Redazione RHC : 16 August 2025 06:33
Eighteen years after a brainstem stroke left Anne Johnson almost completely paralyzed, she’s now using a brain-computer interface (BCI) that converts speech directly from brain signals. In 2005, at age 30, the Saskatchewan teacher and athletic trainer suffered a brain injury that left her with locked-in syndrome, in which she remains conscious but unable to speak or move.
For years, she communicated through an eye-tracking system, speaking at a rate of about 14 words per minute, significantly slower than the 160 words a person normally speaks. In 2022, she became the third participant in a clinical trial conducted by the University of California, Berkeley, and UCSF that aims to restore speech in people with severe paralysis.
The neuroprosthetic system used records electrical activity in the cortical area responsible for articulation, bypassing damaged signal transmission pathways. An implant with a series of intracranial electrodes is placed on the surface of this area. When the patient tries to pronounce words, sensors record characteristic patterns of activity and transmit them to a computer. Machine learning algorithms then convert the streams of neural signals into text, speech, or facial expressions of a digital avatar, including basic expressions like a smile or frown.
Initially, the system worked on sequential patterns that produced results only after the entire sentence was completed, resulting in a delay of about eight seconds. In March 2025, Nature Neuroscience reported the move to a streaming architecture: the conversion now occurs in near real time, with a pause of about a second.
For maximum customization, the developers restored the timbre and intonation of the recording of Johnson’s 2004 wedding speech and also made it possible to choose the avatar’s appearance so that it is recognizable and conveys familiar visual cues.
The project leaders—University of California, Berkeley, associate professor of electrical and computer engineering Gopala Anumanchipalli, University of California, Berkeley, neurosurgeon Edward Chang, and Berkeley graduate student Kylo Littlejohn – see the ultimate goal as plug-and-play technology that would make the prototypes standard clinical tools.

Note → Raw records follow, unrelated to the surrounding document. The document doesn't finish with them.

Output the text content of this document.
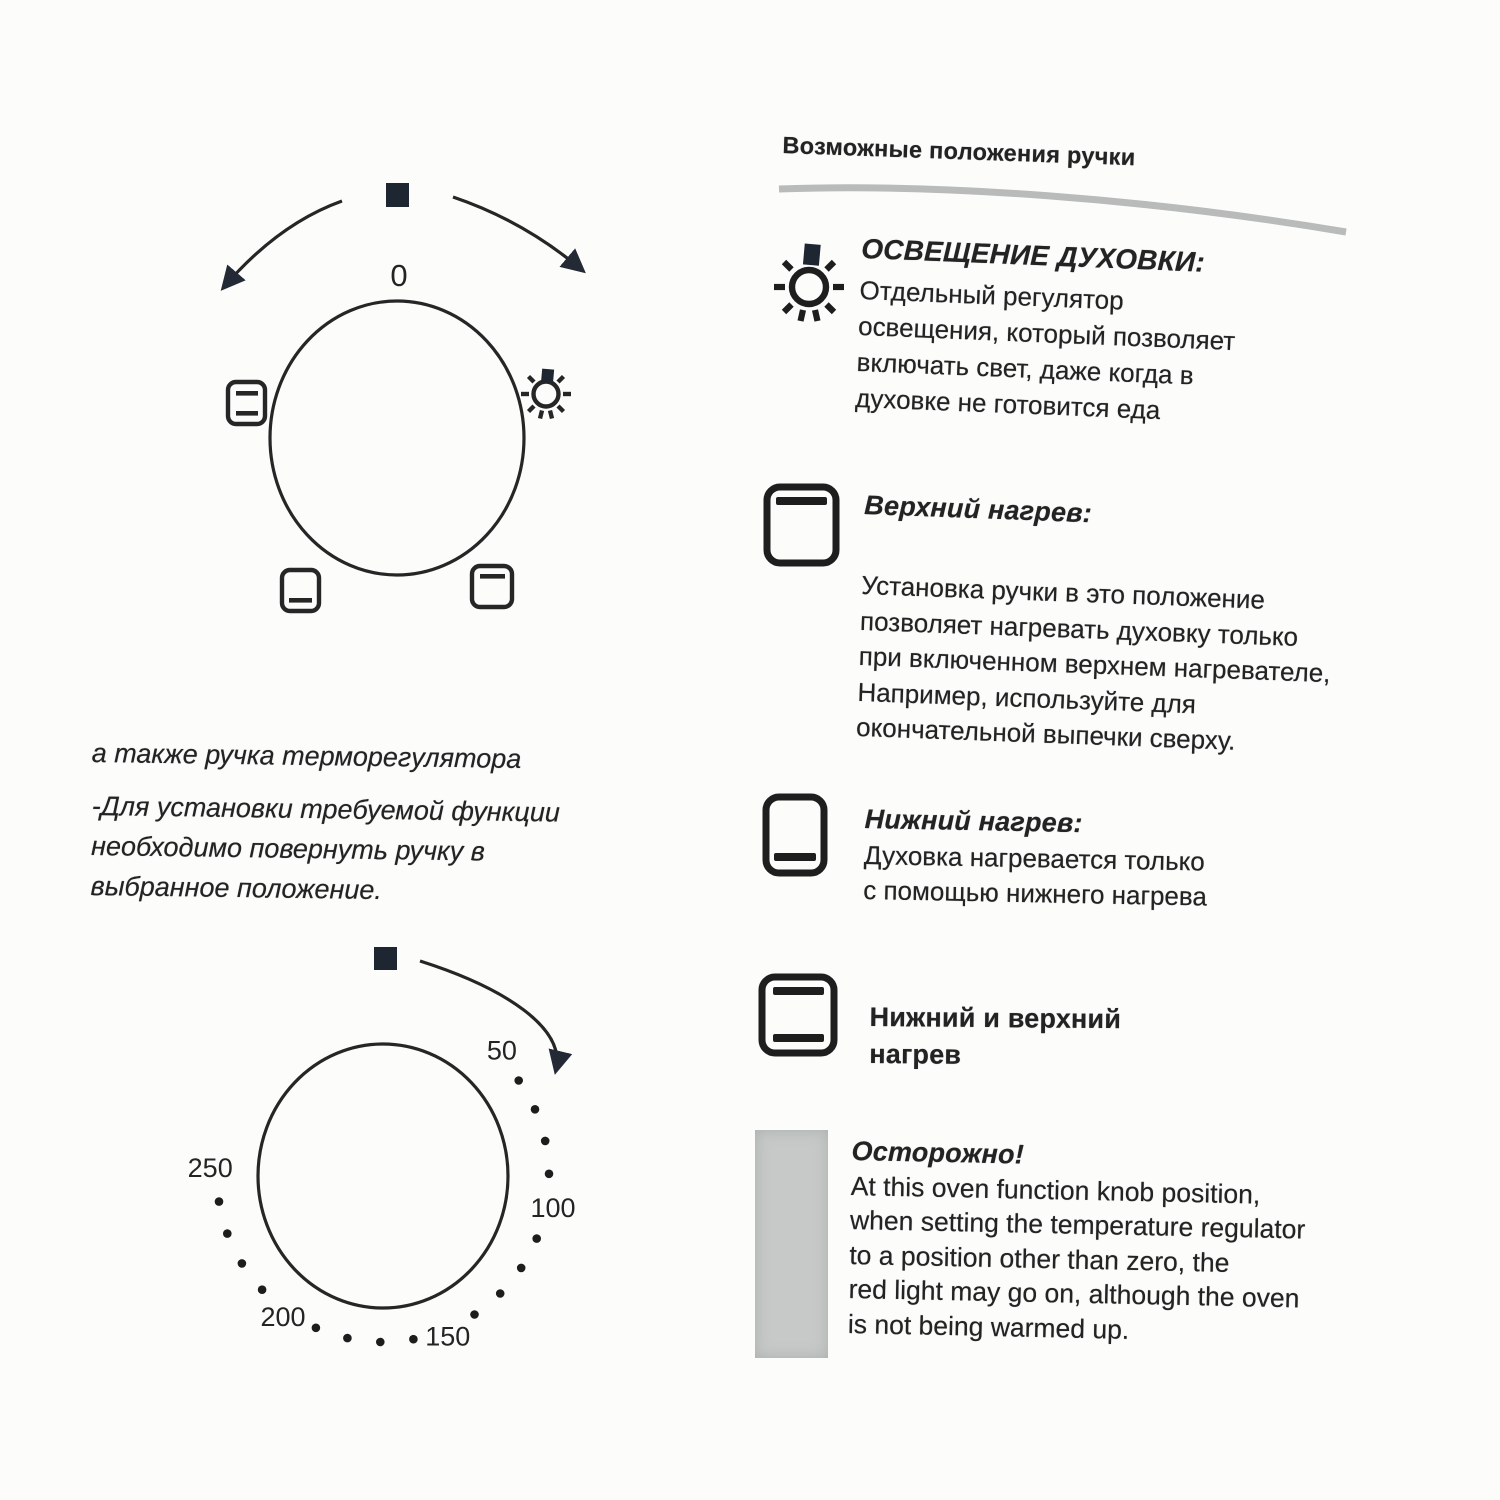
0
50
100
150
200
250
а также ручка терморегулятора
-Для установки требуемой функции
необходимо повернуть ручку в
выбранное положение.
Возможные положения ручки
ОСВЕЩЕНИЕ ДУХОВКИ:
Отдельный регулятор
освещения, который позволяет
включать свет, даже когда в
духовке не готовится еда
Верхний нагрев:
Установка ручки в это положение
позволяет нагревать духовку только
при включенном верхнем нагревателе,
Например, используйте для
окончательной выпечки сверху.
Нижний нагрев:
Духовка нагревается только
с помощью нижнего нагрева
Нижний и верхний
нагрев
Осторожно!
At this oven function knob position,
when setting the temperature regulator
to a position other than zero, the
red light may go on, although the oven
is not being warmed up.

Short-term goals include developing fully wireless implants that eliminate the need for a physical connection to a computer and creating more realistic avatars for natural communication. In the future, they plan to move to digital “lookalikes” that can reproduce not only a voice but also a familiar communication style along with nonverbal cues.
This technology is particularly important for a small but vulnerable group of people who have lost speech due to stroke, ALS, or trauma. The developers emphasize a key ethical point: decoding is activated only when a person consciously attempts to pronounce words. This allows the user to maintain control over communication and minimizes the risk of invasion of personal space.
For Anne, participating in the program was a milestone: she is considering working as a counselor in a rehabilitation center and conducting conversations with clients through a neuroprosthetic. With the current latency of about a second and rapidly improving artificial intelligence models, research teams are cautious about the possibility of voice restoration systems being ready for mass use in the near future. Essentially, we’re talking about a technology that restores the voice of those who have lost it and makes dialogue sound natural again, not through slow “eye typing,” but in a familiar, live form.